Na sequência, as debutantes participaram de Círculos de Construção de Paz, com atividades voltadas ao autoconhecimento e à construção de projetos de vida. “Hoje o ser humano sente muito a falta de ser escutado. Uma das grandes bandeiras dos Círculos de Construção de Paz é justamente aprender a ouvir com atenção, respeito e foco na paz”, acrescentou a desembargadora.

Para a secretária municipal de Assistência Social, Elizabeth Oliveira, a presença da magistrada representa inspiração para as adolescentes. “Trazer a desembargadora Clarice para falar com essas meninas é muito significativo. Ela tem uma história de vida simples e hoje ocupa um espaço de destaque no Judiciário. Isso mostra às adolescentes que elas também podem sonhar e conquistar seus objetivos”, disse.
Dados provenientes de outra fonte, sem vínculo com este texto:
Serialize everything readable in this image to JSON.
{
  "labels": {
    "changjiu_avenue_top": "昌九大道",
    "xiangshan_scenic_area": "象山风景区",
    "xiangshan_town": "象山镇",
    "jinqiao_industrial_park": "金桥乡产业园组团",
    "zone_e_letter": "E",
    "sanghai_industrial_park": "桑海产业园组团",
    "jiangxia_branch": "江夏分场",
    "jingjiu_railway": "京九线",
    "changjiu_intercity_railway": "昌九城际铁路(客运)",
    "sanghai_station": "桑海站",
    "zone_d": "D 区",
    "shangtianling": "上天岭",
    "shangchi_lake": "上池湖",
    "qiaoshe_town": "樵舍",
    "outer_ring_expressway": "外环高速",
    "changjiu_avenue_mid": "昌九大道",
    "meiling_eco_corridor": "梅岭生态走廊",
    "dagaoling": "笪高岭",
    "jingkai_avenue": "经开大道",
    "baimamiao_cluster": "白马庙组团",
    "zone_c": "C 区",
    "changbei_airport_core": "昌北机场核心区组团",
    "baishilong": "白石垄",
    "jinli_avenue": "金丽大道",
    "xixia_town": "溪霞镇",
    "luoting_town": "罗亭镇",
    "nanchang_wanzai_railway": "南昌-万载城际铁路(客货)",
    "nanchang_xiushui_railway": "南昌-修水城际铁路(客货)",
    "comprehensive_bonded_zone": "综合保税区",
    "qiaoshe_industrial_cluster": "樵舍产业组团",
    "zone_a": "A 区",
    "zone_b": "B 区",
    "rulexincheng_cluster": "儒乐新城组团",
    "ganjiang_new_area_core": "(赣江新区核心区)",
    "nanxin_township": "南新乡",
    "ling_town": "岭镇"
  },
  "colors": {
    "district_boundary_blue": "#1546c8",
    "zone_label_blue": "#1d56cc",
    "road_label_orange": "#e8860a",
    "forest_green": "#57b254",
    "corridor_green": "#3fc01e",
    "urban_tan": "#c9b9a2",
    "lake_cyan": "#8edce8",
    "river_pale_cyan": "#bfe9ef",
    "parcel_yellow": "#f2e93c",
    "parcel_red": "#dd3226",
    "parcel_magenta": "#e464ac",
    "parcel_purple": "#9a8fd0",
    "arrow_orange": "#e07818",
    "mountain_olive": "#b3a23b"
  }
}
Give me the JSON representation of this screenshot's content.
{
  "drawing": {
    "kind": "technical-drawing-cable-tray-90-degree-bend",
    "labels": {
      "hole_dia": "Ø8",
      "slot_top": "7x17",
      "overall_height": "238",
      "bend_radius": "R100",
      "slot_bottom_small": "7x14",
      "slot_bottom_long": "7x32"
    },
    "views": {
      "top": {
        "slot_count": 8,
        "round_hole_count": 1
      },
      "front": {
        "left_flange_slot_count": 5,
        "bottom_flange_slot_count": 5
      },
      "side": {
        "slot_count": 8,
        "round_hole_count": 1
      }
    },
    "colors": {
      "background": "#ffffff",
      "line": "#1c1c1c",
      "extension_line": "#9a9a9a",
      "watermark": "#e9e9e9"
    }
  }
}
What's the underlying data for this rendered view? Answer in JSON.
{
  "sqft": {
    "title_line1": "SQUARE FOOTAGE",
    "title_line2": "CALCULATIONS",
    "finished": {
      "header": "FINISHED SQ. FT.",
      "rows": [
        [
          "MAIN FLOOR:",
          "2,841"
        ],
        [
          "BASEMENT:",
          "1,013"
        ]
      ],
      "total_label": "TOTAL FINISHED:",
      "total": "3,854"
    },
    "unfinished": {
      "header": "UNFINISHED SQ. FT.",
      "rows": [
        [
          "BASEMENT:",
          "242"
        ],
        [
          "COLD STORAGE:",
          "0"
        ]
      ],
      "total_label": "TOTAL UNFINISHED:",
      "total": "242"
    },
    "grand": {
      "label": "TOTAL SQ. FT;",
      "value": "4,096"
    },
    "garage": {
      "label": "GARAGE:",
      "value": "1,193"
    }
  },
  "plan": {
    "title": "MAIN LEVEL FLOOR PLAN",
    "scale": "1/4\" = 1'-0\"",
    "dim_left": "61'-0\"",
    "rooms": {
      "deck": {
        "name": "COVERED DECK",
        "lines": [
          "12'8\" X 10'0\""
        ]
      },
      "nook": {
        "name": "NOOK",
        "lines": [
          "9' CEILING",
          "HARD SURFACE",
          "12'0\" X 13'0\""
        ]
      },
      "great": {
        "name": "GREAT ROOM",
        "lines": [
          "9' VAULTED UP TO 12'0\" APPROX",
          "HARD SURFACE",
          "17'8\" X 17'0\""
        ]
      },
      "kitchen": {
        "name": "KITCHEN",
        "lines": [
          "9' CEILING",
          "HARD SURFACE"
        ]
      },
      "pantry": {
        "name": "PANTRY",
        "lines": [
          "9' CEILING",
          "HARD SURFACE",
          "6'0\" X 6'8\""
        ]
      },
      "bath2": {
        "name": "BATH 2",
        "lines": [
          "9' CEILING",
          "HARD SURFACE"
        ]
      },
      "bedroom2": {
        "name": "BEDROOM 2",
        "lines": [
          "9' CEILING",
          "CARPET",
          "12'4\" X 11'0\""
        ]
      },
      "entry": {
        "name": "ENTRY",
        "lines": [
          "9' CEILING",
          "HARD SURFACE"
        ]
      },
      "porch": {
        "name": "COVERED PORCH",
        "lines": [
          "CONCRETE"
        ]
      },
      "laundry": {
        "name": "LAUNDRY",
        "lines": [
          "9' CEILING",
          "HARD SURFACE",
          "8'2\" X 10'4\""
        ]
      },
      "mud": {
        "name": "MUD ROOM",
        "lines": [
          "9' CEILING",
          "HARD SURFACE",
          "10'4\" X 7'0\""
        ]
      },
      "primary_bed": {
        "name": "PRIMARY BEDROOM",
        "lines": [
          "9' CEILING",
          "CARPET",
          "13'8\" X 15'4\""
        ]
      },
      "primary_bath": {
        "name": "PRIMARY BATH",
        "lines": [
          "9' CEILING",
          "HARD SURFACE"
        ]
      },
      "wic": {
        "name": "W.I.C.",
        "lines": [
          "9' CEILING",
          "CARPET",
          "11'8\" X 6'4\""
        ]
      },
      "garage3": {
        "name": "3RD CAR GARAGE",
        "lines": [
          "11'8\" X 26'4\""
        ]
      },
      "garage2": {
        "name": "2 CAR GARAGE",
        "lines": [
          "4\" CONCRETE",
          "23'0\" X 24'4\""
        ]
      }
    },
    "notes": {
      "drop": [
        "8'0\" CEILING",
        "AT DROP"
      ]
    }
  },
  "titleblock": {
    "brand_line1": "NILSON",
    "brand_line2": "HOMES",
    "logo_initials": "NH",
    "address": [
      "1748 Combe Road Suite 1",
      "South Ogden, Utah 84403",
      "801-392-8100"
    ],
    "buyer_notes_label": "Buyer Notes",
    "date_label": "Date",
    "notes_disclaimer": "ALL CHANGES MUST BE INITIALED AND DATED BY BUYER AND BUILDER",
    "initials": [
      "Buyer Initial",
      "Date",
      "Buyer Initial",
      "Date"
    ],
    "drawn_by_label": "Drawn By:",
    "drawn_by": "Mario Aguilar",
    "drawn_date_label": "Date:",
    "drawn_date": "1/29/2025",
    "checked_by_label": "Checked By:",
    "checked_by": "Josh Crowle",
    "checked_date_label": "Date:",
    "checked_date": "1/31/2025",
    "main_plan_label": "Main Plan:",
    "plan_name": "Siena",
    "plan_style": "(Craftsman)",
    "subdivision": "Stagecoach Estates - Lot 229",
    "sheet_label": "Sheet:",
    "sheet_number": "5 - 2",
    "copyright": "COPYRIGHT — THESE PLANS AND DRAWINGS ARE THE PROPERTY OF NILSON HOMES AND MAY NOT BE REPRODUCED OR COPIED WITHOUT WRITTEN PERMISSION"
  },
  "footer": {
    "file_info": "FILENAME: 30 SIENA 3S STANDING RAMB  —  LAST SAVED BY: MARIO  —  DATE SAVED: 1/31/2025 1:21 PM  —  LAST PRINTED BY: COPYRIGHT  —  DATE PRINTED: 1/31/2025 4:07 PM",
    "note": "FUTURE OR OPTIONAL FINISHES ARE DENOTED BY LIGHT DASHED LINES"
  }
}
Foto em plano médio de uma jovem negra de cabelos cacheados curtos e óculos de grau, sorrindo suavemente. Ao fundo, uma cortina persiana azul.Participante do projeto, a estudante Thaiany Acosta, de 15 anos, contou que saiu do encontro mais confiante em relação ao futuro. “Foi muito gratificante e motivador. Quero lembrar desse momento lá na frente e usar isso como um degrau para alcançar meus sonhos. Pretendo ser advogada criminalista ou arquiteta paisagista e ajudar outras meninas a persistirem nos próprios sonhos”, comentou.
Já a estudante Geovana Ranyelly, também de 15 anos, ressaltou o aprendizado sobre diálogo e paciência. “A roda de conversa foi maravilhosa, nós conversamos muito. Também aprendi sobre comunicação não violenta, a ter um pouco mais de paciência, saber conversar e me comunicar, e isso me motiva muito. Meu sonho é fazer faculdade. Quero me formar em Agronomia ou ser uma grande empresária”, pontuou.